The female wasp then drags the subdued cockroach by her sensitive antennae into a cavity she has found, lays a single egg on the cockroach’s leg, and then uses dirt and debris to seal the fateful pair inside. After six days, the egg hatches and the larva makes its way into the cockroach’s chest. It then begins to devour the defenseless insect from the inside out.

It’s one of the most macabre horror stories you’ll find in nature, and just in time for Halloween.

As scary as it may be, there are around half a million species of parasitic wasps on this planet, and many make a similar living. Scientists love studying these mini-monsters because many wasps focus on insects that humans don’t mind seeing brutalized: creatures like cockroaches, but also crop pests and invasive species.

But there’s something scientists have never noticed about the jewel wasp’s “Cask of Amontillado” routine until now.

“Since the 19th century, people have had this mantra that parasitoids selectively avoid eating the vital organs of their host in order to keep it alive,” he said. Kenneth Catania, a neuroecologist at Vanderbilt University. “And what I have discovered is that this parasitoid goes directly to the heart of the cockroach and eats it.”

Every fall, Dr. Catania prepares a special Halloween-themed class for students in his Behavioral Neurobiology course. One year, he even built a three-room Wes Anderson-style diorama and filmed a wasp dragging its victim through a dollhouse-sized kitchen filled with small, tasty treats to a tomb shaped like a human skull. .

Just to be clear, the video It’s meant to be silly and engaging, the better for students to learn how wasps operate. But behind the cute accessories, it also shows a real ecology in motion. The wasp performs its task perfectly, even going so far as to seal the skull’s eye socket with small pieces of golden plastic treasure, just as Dr. Catania expected it to do.

And so, in another attempt to gain the attention of his students, the scientist set out to film an emerald jewel wasp larva as it fed on the cockroach from the inside.

“That’s how science often plays out for me,” said Dr. Catania, author of “Great adaptations.” “I’m looking at something out of curiosity or art.”
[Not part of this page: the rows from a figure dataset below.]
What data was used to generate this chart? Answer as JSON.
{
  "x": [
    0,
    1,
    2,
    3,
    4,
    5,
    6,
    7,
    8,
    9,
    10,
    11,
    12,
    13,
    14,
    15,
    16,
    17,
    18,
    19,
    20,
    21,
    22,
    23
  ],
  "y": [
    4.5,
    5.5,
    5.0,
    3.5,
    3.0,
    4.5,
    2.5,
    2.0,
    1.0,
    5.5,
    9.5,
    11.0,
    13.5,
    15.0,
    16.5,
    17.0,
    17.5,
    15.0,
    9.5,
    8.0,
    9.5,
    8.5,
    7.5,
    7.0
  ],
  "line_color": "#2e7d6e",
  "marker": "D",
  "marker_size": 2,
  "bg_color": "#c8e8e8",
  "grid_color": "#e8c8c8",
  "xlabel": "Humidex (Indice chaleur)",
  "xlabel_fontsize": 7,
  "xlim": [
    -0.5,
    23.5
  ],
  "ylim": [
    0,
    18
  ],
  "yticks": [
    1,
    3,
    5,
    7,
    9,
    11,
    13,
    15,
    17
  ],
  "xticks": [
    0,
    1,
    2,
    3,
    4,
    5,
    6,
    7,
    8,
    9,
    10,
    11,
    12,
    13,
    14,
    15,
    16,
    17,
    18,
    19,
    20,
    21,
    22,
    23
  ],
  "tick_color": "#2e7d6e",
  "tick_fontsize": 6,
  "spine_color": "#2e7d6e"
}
This is how he ended up capturing the larva’s taste for the cockroach heart. But he made an unexpected discovery: After eating the cockroach’s heart, the wasp larva began gnawing on its prey’s trachea, the insect equivalent of lungs. This caused air to escape from the cockroach’s respiratory system and enter its body cavity, air which the wasp larva then eagerly slurped up.

In other words, the emerald jewel wasp devours the cockroach’s heart and leaves it breathless.
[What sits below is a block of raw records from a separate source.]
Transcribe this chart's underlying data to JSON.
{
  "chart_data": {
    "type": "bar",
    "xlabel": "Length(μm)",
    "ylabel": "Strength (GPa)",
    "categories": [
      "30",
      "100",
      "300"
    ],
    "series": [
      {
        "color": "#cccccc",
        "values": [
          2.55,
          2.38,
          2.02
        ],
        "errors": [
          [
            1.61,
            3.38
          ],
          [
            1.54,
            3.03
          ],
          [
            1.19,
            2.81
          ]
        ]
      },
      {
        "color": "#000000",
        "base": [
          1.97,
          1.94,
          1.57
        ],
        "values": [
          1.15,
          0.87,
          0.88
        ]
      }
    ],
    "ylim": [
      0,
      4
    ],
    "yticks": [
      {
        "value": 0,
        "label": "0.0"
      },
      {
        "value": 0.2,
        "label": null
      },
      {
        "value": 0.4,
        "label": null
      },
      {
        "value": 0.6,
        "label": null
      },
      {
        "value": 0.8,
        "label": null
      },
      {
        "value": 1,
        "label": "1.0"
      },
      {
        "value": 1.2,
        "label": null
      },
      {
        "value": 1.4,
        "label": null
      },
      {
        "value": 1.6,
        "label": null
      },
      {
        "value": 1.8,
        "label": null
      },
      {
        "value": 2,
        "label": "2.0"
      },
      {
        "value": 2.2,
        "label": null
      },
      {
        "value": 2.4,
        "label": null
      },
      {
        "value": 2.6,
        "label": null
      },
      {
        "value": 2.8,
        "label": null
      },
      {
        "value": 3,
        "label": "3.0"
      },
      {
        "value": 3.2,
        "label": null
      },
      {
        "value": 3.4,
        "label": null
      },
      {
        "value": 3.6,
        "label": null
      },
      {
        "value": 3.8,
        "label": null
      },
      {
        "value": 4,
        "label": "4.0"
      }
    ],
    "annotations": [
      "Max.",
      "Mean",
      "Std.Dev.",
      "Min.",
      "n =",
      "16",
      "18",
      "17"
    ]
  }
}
After performing the experiment two dozen times, Dr. Catania was able to show that the air bubbles not only allow the larva to breathe while completely inside the cockroach’s body, but also give the little troublemaker a metabolic boost. . Once the air bubbles appear, the larvae begin to chew faster, which Dr. Catania documented this year in a study published in the journal Current Biology.

Within 48 hours, the emerald jewel wasp larva has chewed through so much of the cockroach that the host dies. “You can imagine it as something like ‘Alien,’” Dr. Catania said, referring to the 1979 Ridley Scott film. “Once it’s inside you, it’s game over.”

In fact, the game ends much faster than has been observed with other parasitoids, some of which do not even completely kill their hosts at this stage, but instead keep their victims on life support by avoiding vital organs. That led Dr. Catania to wonder why these wasps evolved to consume with the speed of Joey Chestnut.

That creates a perfect cliffhanger for a sequel to this natural horror movie: Dr. Catania believes the wasp has to eat quickly before its zombified host is devoured by, well, something else. But that’s a discovery he’s not yet ready to publish.

“There’s more to this story,” he said, “and I’m currently working on part two.”